Personal information
- Full name: Leroy St Aubin Lugg
- Born: 5 August 1996 (age 30)
- Batting: Right-handed

Domestic team information
- 2021/22: Jamaica

Career statistics
| Competition | First-class |
| Matches | 4 |
| Runs scored | 173 |
| Batting average | 24.71 |
| 100s/50s | 0/1 |
| Top score | 67 |
| Catches/stumpings | 0/– |
- Source: Cricinfo, 1 August 2022

= Leroy Lugg =

Jamaican cricketer

Leroy St Aubin Lugg (born 5 August 1996) is a Jamaican first-class cricketer.

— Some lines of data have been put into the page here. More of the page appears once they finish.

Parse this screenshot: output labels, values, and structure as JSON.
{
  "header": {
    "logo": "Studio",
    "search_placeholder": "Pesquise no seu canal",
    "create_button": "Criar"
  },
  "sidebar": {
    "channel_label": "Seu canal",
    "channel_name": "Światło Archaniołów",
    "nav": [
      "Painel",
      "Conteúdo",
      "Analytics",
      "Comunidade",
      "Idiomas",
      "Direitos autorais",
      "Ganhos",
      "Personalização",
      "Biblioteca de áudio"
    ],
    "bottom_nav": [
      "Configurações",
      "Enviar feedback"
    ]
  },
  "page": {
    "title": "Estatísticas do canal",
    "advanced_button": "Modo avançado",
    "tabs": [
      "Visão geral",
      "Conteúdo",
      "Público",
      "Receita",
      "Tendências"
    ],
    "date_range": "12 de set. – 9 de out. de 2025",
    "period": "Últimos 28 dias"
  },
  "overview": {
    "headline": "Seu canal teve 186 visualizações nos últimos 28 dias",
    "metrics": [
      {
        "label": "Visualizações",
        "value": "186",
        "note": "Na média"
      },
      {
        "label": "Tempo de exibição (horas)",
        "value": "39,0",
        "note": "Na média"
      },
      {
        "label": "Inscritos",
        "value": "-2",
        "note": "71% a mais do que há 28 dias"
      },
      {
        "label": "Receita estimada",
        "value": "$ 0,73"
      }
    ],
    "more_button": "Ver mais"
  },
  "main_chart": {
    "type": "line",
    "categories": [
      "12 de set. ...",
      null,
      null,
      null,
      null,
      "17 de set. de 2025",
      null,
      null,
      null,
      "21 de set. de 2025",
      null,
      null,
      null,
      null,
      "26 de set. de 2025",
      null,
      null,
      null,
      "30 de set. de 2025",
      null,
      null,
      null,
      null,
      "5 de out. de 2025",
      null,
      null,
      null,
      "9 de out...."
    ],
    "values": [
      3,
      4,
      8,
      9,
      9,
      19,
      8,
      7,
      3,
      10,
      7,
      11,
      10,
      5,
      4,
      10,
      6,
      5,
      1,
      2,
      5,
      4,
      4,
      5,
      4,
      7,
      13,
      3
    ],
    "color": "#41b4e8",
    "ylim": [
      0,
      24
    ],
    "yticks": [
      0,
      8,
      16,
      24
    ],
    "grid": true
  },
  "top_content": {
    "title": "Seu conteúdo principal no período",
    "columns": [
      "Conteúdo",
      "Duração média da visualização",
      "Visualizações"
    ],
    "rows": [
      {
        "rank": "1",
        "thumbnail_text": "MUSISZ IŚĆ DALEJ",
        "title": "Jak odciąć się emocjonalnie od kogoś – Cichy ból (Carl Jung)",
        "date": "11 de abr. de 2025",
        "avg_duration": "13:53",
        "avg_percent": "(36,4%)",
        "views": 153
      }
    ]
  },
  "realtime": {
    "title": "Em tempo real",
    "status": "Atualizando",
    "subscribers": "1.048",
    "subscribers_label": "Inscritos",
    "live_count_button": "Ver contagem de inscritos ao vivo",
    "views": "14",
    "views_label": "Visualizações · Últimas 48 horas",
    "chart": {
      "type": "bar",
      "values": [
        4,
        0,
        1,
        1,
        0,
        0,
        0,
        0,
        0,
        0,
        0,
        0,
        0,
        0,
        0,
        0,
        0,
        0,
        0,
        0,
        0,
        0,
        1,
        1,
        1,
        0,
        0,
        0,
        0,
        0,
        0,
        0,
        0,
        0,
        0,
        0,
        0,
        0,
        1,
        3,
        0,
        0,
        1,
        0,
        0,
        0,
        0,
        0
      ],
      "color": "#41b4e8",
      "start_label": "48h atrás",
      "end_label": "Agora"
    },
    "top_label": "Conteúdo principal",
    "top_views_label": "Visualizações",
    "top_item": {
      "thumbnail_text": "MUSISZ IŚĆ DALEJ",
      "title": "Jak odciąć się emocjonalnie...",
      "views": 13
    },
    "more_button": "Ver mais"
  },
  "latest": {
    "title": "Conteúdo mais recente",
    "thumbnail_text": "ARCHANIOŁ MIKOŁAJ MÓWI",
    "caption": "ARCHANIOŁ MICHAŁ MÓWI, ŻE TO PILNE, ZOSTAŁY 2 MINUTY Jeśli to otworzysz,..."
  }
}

Lugg was born at Kingston in August 1996. He played for the West Indies under-19 cricket team in 2013, making six Youth One Day International appearances during the series. In the opening match, Lugg scored 69 runs, but was disappointed with his performance, considering himself to have not been timing the ball well during his innings. In 2022, he was one of three debutants included in the Jamaica squad for their first two 2021–22 West Indies Championship matches, with Lugg making his debut in first-class cricket against Trinidad and Tobago. He made his Twenty20 debut on 1 September 2022, for Saint Lucia Kings in the 2022 Caribbean Premier League.